Single-dose subcutaneous administration of alirocumab 75, 150, or 300 mg was generally safe and well-tolerated in healthy Chinese subjects. The pharmacokinetic and pharmacodynamic parameters of alirocumab, including clinically meaningful reductions in LDL-C and other lipids/lipoproteins, are consistent with those in data from Japanese [30] and Western populations [25, 29], suggesting that the alirocumab dosages used worldwide are applicable in the Chinese population.

Below is the link to the electronic supplementary material.

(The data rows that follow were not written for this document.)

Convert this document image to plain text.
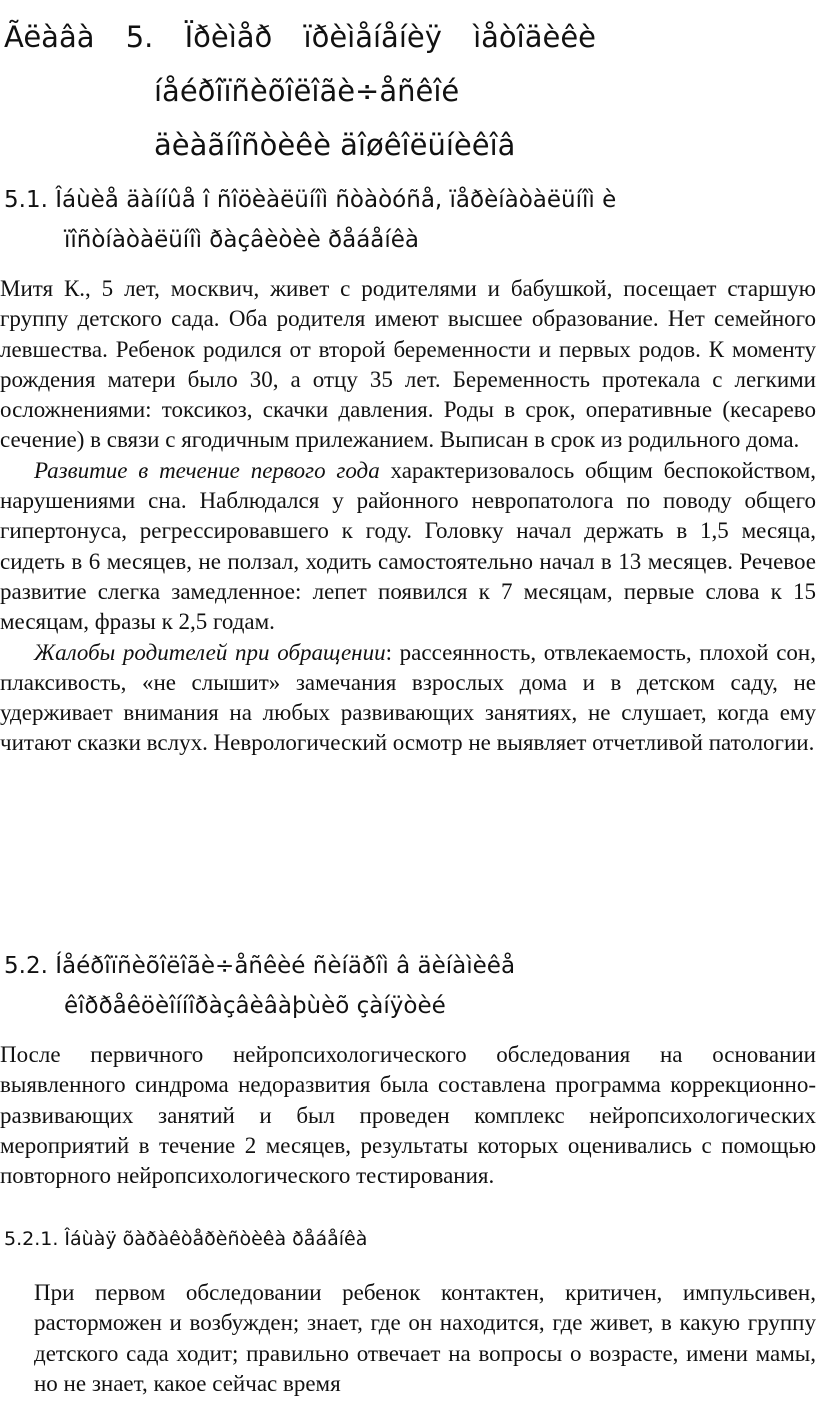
Ãëàâà 5. Ïðèìåð ïðèìåíåíèÿ ìåòîäèêè
íåéðîïñèõîëîãè÷åñêîé
äèàãíîñòèêè äîøêîëüíèêîâ
5.1. Îáùèå äàííûå î ñîöèàëüíîì ñòàòóñå, ïåðèíàòàëüíîì è
ïîñòíàòàëüíîì ðàçâèòèè ðåáåíêà

Митя К., 5 лет, москвич, живет с родителями и бабушкой, посещает старшую группу детского сада. Оба родителя имеют высшее образование. Нет семейного левшества. Ребенок родился от второй беременности и первых родов. К моменту рождения матери было 30, а отцу 35 лет. Беременность протекала с легкими осложнениями: токсикоз, скачки давления. Роды в срок, оперативные (кесарево сечение) в связи с ягодичным прилежанием. Выписан в срок из родильного дома.

Развитие в течение первого года характеризовалось общим беспокойством, нарушениями сна. Наблюдался у районного невропатолога по поводу общего гипертонуса, регрессировавшего к году. Головку начал держать в 1,5 месяца, сидеть в 6 месяцев, не ползал, ходить самостоятельно начал в 13 месяцев. Речевое развитие слегка замедленное: лепет появился к 7 месяцам, первые слова к 15 месяцам, фразы к 2,5 годам.

Жалобы родителей при обращении: рассеянность, отвлекаемость, плохой сон, плаксивость, «не слышит» замечания взрослых дома и в детском саду, не удерживает внимания на любых развивающих занятиях, не слушает, когда ему читают сказки вслух. Неврологический осмотр не выявляет отчетливой патологии.

5.2. Íåéðîïñèõîëîãè÷åñêèé ñèíäðîì â äèíàìèêå
êîððåêöèîííîðàçâèâàþùèõ çàíÿòèé

После первичного нейропсихологического обследования на основании выявленного синдрома недоразвития была составлена программа коррекционно-развивающих занятий и был проведен комплекс нейропсихологических мероприятий в течение 2 месяцев, результаты которых оценивались с помощью повторного нейропсихологического тестирования.

5.2.1. Îáùàÿ õàðàêòåðèñòèêà ðåáåíêà

При первом обследовании ребенок контактен, критичен, импульсивен, расторможен и возбужден; знает, где он находится, где живет, в какую группу детского сада ходит; правильно отвечает на вопросы о возрасте, имени мамы, но не знает, какое сейчас время
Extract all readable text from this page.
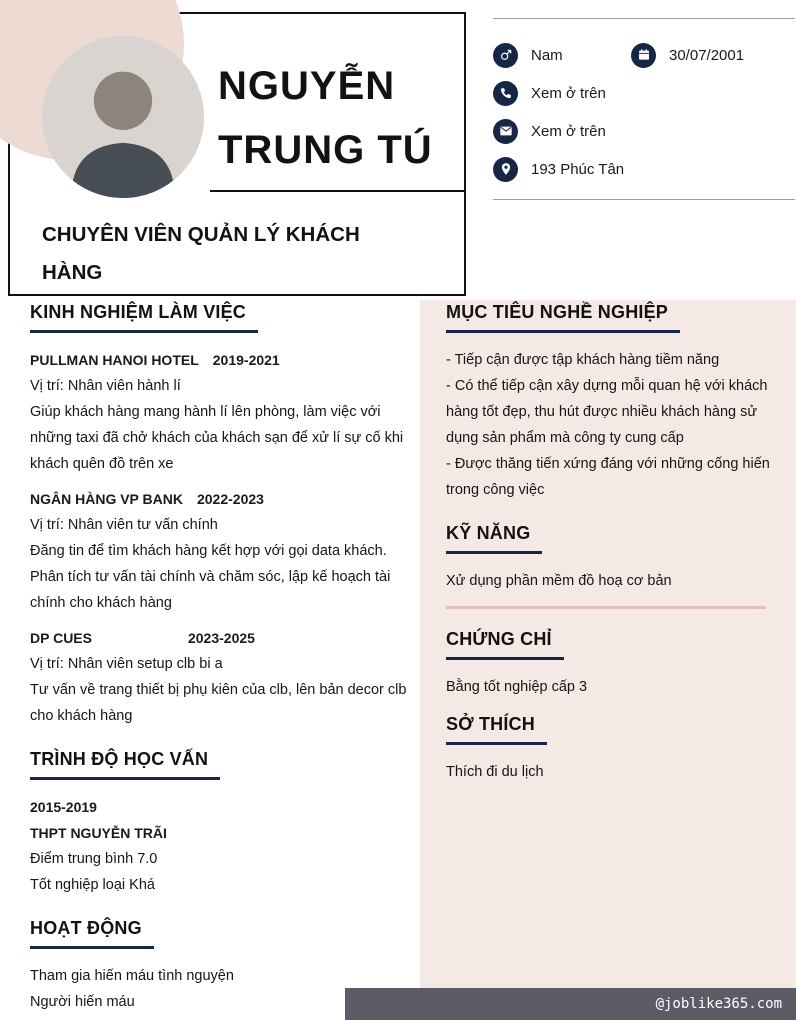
NGUYỄN
TRUNG TÚ
CHUYÊN VIÊN QUẢN LÝ KHÁCH HÀNG
Nam	30/07/2001
Xem ở trên
Xem ở trên
193 Phúc Tân
KINH NGHIỆM LÀM VIỆC
PULLMAN HANOI HOTEL 2019-2021
Vị trí: Nhân viên hành lí
Giúp khách hàng mang hành lí lên phòng, làm việc với những taxi đã chở khách của khách sạn để xử lí sự cố khi khách quên đồ trên xe
NGÂN HÀNG VP BANK 2022-2023
Vị trí: Nhân viên tư vấn chính
Đăng tin để tìm khách hàng kết hợp với gọi data khách. Phân tích tư vấn tài chính và chăm sóc, lập kế hoạch tài chính cho khách hàng
DP CUES	2023-2025
Vị trí: Nhân viên setup clb bi a
Tư vấn về trang thiết bị phụ kiên của clb, lên bản decor clb cho khách hàng
TRÌNH ĐỘ HỌC VẤN
2015-2019
THPT NGUYỄN TRÃI
Điểm trung bình 7.0
Tốt nghiệp loại Khá
HOẠT ĐỘNG
Tham gia hiến máu tình nguyện
Người hiến máu
MỤC TIÊU NGHỀ NGHIỆP
- Tiếp cận được tập khách hàng tiềm năng
- Có thể tiếp cận xây dựng mỗi quan hệ với khách hàng tốt đẹp, thu hút được nhiều khách hàng sử dụng sản phẩm mà công ty cung cấp
- Được thăng tiến xứng đáng với những cống hiến trong công việc
KỸ NĂNG
Xử dụng phần mềm đồ hoạ cơ bản
CHỨNG CHỈ
Bằng tốt nghiệp cấp 3
SỞ THÍCH
Thích đi du lịch
@joblike365.com
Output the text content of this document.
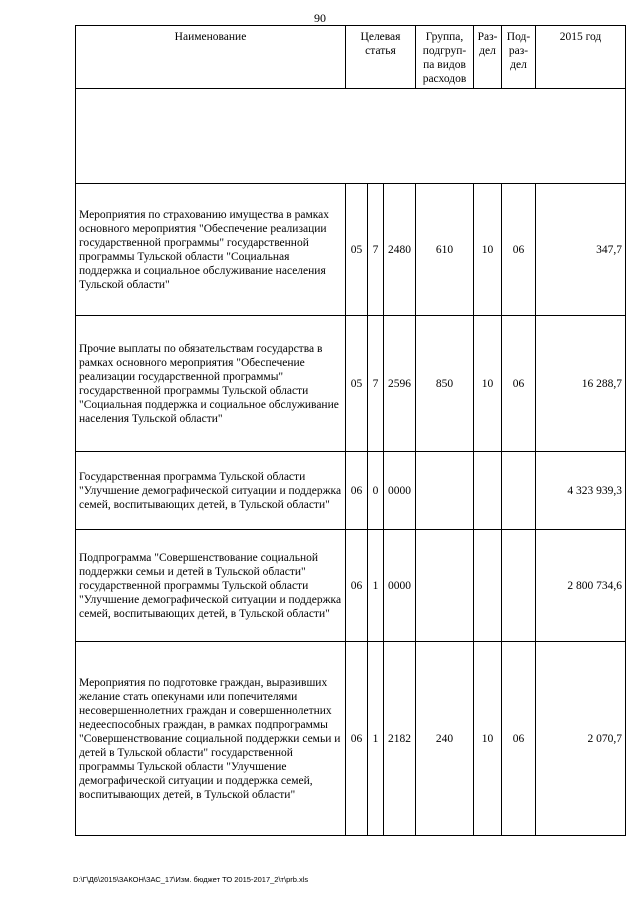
90
Наименование	Целевая статья			Группа, подгруп-па видов расходов	Раз-дел	Под-раз-дел	2015 год

Мероприятия по страхованию имущества в рамках основного мероприятия "Обеспечение реализации государственной программы" государственной программы Тульской области "Социальная поддержка и социальное обслуживание населения Тульской области"	05	7	2480	610	10	06	347,7
Прочие выплаты по обязательствам государства в рамках основного мероприятия "Обеспечение реализации государственной программы" государственной программы Тульской области "Социальная поддержка и социальное обслуживание населения Тульской области"	05	7	2596	850	10	06	16 288,7
Государственная программа Тульской области "Улучшение демографической ситуации и поддержка семей, воспитывающих детей, в Тульской области"	06	0	0000				4 323 939,3
Подпрограмма "Совершенствование социальной поддержки семьи и детей в Тульской области" государственной программы Тульской области "Улучшение демографической ситуации и поддержка семей, воспитывающих детей, в Тульской области"	06	1	0000				2 800 734,6
Мероприятия по подготовке граждан, выразивших желание стать опекунами или попечителями несовершеннолетних граждан и совершеннолетних недееспособных граждан, в рамках подпрограммы "Совершенствование социальной поддержки семьи и детей в Тульской области" государственной программы Тульской области "Улучшение демографической ситуации и поддержка семей, воспитывающих детей, в Тульской области"	06	1	2182	240	10	06	2 070,7
D:\Г\Д6\2015\ЗАКОН\ЗАС_17\Изм. бюджет ТО 2015-2017_2\т\prb.xls
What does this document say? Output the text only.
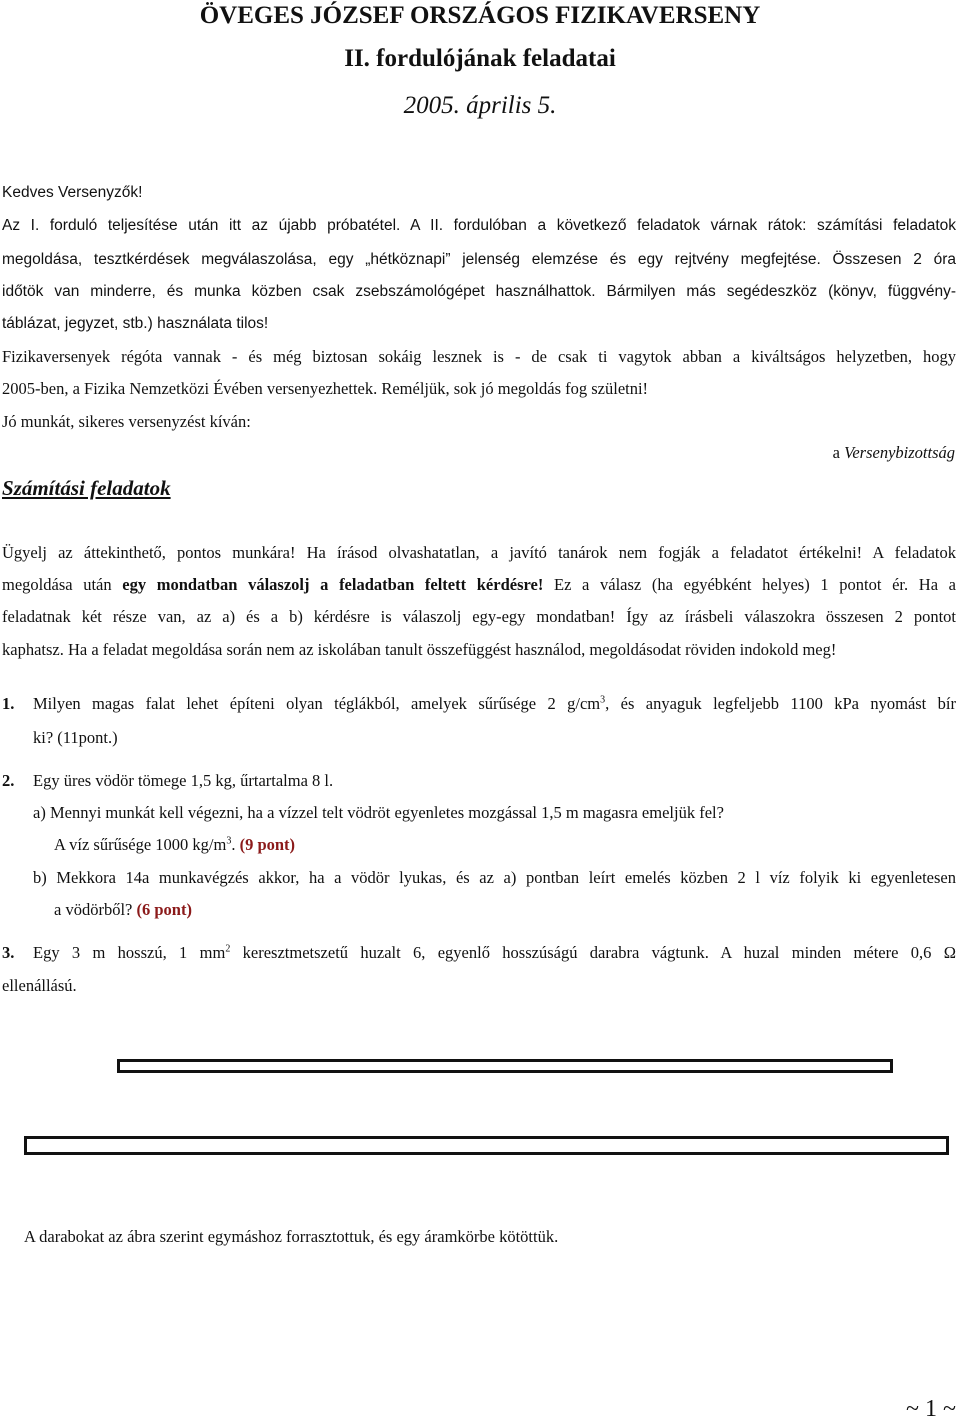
ÖVEGES JÓZSEF ORSZÁGOS FIZIKAVERSENY
II. fordulójának feladatai
2005. április 5.
Kedves Versenyzők!
Az I. forduló teljesítése után itt az újabb próbatétel. A II. fordulóban a következő feladatok várnak rátok: számítási feladatok
megoldása, tesztkérdések megválaszolása, egy „hétköznapi” jelenség elemzése és egy rejtvény megfejtése. Összesen 2 óra
időtök van minderre, és munka közben csak zsebszámológépet használhattok. Bármilyen más segédeszköz (könyv, függvény-
táblázat, jegyzet, stb.) használata tilos!
Fizikaversenyek régóta vannak - és még biztosan sokáig lesznek is - de csak ti vagytok abban a kiváltságos helyzetben, hogy
2005-ben, a Fizika Nemzetközi Évében versenyezhettek. Reméljük, sok jó megoldás fog születni!
Jó munkát, sikeres versenyzést kíván:
a Versenybizottság
Számítási feladatok
Ügyelj az áttekinthető, pontos munkára! Ha írásod olvashatatlan, a javító tanárok nem fogják a feladatot értékelni! A feladatok
megoldása után egy mondatban válaszolj a feladatban feltett kérdésre! Ez a válasz (ha egyébként helyes) 1 pontot ér. Ha a
feladatnak két része van, az a) és a b) kérdésre is válaszolj egy-egy mondatban! Így az írásbeli válaszokra összesen 2 pontot
kaphatsz. Ha a feladat megoldása során nem az iskolában tanult összefüggést használod, megoldásodat röviden indokold meg!
1. Milyen magas falat lehet építeni olyan téglákból, amelyek sűrűsége 2 $g/cm^3$, és anyaguk legfeljebb 1100 kPa nyomást bír
ki? (11pont.)
2. Egy üres vödör tömege 1,5 kg, űrtartalma 8 l.
a) Mennyi munkát kell végezni, ha a vízzel telt vödröt egyenletes mozgással 1,5 m magasra emeljük fel?
A víz sűrűsége 1000 $kg/m^3$. (9 pont)
b) Mekkora 14a munkavégzés akkor, ha a vödör lyukas, és az a) pontban leírt emelés közben 2 l víz folyik ki egyenletesen
a vödörből? (6 pont)
3. Egy 3 m hosszú, 1 $mm^2$ keresztmetszetű huzalt 6, egyenlő hosszúságú darabra vágtunk. A huzal minden métere 0,6 Ω
ellenállású.
A darabokat az ábra szerint egymáshoz forrasztottuk, és egy áramkörbe kötöttük.
~ 1 ~
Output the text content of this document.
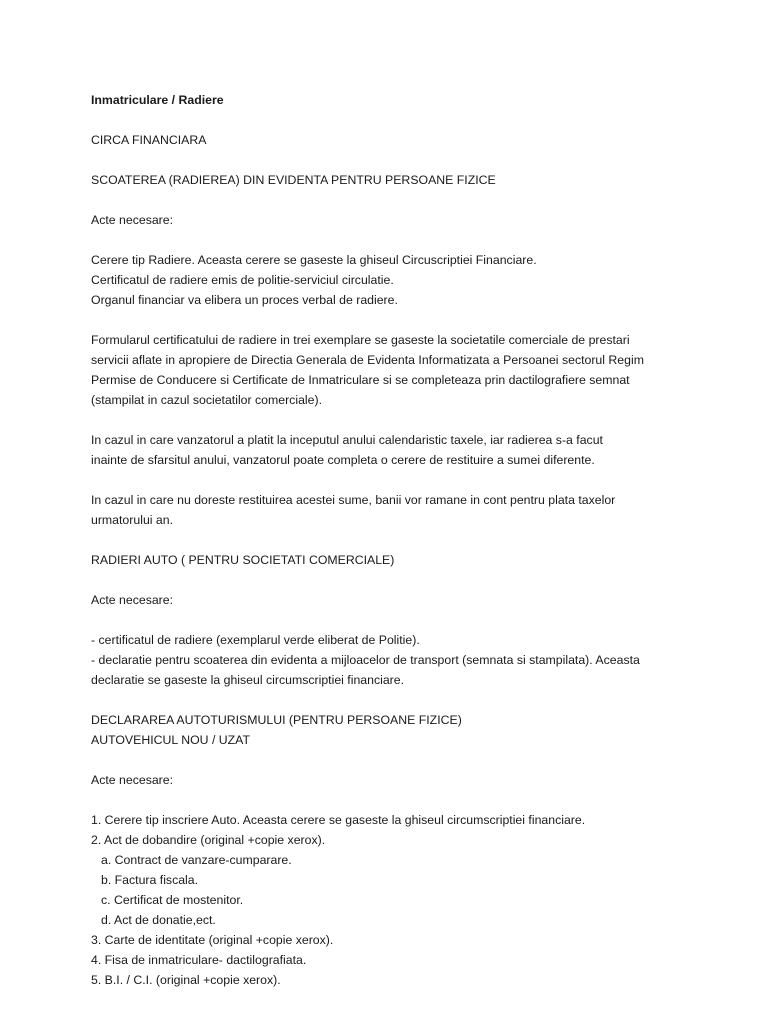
Inmatriculare / Radiere

CIRCA FINANCIARA

SCOATEREA (RADIEREA) DIN EVIDENTA PENTRU PERSOANE FIZICE

Acte necesare:

Cerere tip Radiere. Aceasta cerere se gaseste la ghiseul Circuscriptiei Financiare.
Certificatul de radiere emis de politie-serviciul circulatie.
Organul financiar va elibera un proces verbal de radiere.

Formularul certificatului de radiere in trei exemplare se gaseste la societatile comerciale de prestari
servicii aflate in apropiere de Directia Generala de Evidenta Informatizata a Persoanei sectorul Regim
Permise de Conducere si Certificate de Inmatriculare si se completeaza prin dactilografiere semnat
(stampilat in cazul societatilor comerciale).

In cazul in care vanzatorul a platit la inceputul anului calendaristic taxele, iar radierea s-a facut
inainte de sfarsitul anului, vanzatorul poate completa o cerere de restituire a sumei diferente.

In cazul in care nu doreste restituirea acestei sume, banii vor ramane in cont pentru plata taxelor
urmatorului an.

RADIERI AUTO ( PENTRU SOCIETATI COMERCIALE)

Acte necesare:

- certificatul de radiere (exemplarul verde eliberat de Politie).
- declaratie pentru scoaterea din evidenta a mijloacelor de transport (semnata si stampilata). Aceasta
declaratie se gaseste la ghiseul circumscriptiei financiare.

DECLARAREA AUTOTURISMULUI (PENTRU PERSOANE FIZICE)
AUTOVEHICUL NOU / UZAT

Acte necesare:

1. Cerere tip inscriere Auto. Aceasta cerere se gaseste la ghiseul circumscriptiei financiare.
2. Act de dobandire (original +copie xerox).
a. Contract de vanzare-cumparare.
b. Factura fiscala.
c. Certificat de mostenitor.
d. Act de donatie,ect.
3. Carte de identitate (original +copie xerox).
4. Fisa de inmatriculare- dactilografiata.
5. B.I. / C.I. (original +copie xerox).
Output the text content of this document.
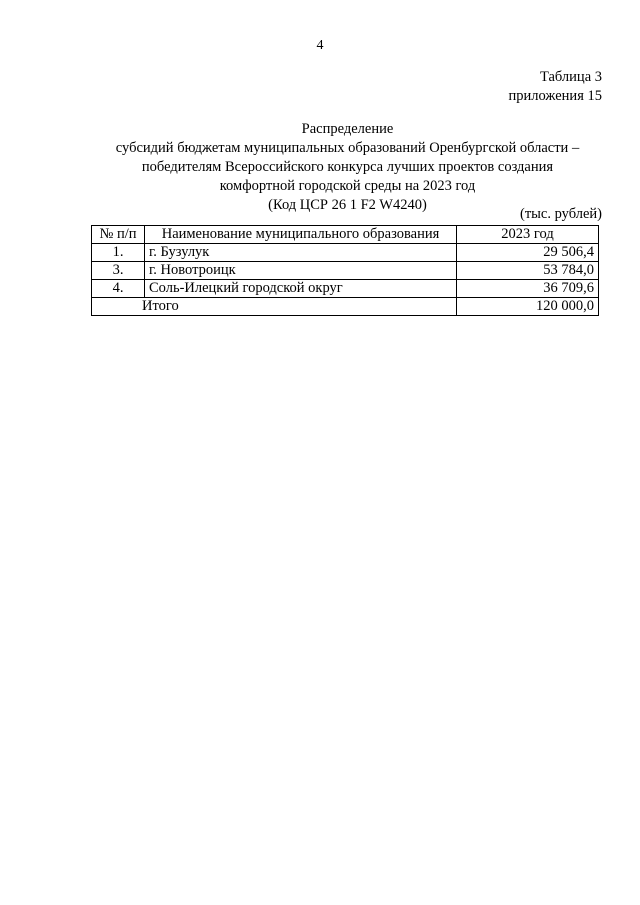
4
Таблица 3
приложения 15
Распределение
субсидий бюджетам муниципальных образований Оренбургской области –
победителям Всероссийского конкурса лучших проектов создания
комфортной городской среды на 2023 год
(Код ЦСР 26 1 F2 W4240)
(тыс. рублей)
№ п/п	Наименование муниципального образования	2023 год
1.	г. Бузулук	29 506,4
3.	г. Новотроицк	53 784,0
4.	Соль-Илецкий городской округ	36 709,6
Итого		120 000,0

Supplementary material 1 (DOCX 23 kb)

Data regarding the safety, tolerability, and pharmacokinetic and pharmacodynamic parameters of the proprotein convertase subtilisin/kexin type 9 monoclonal antibody alirocumab in Chinese subjects are limited.

In this double-blind, placebo-controlled, phase I study in 35 healthy Chinese subjects, alirocumab administered as a single ascending subcutaneous dose of 75, 150, or 300 mg was generally safe and well-tolerated.

The pharmacokinetic and pharmacodynamic parameters of alirocumab in healthy Chinese subjects were consistent with those reported for Japanese and Western populations, with pharmacodynamic data showing clinically meaningful reductions in low-density lipoprotein cholesterol and other lipids and lipoproteins.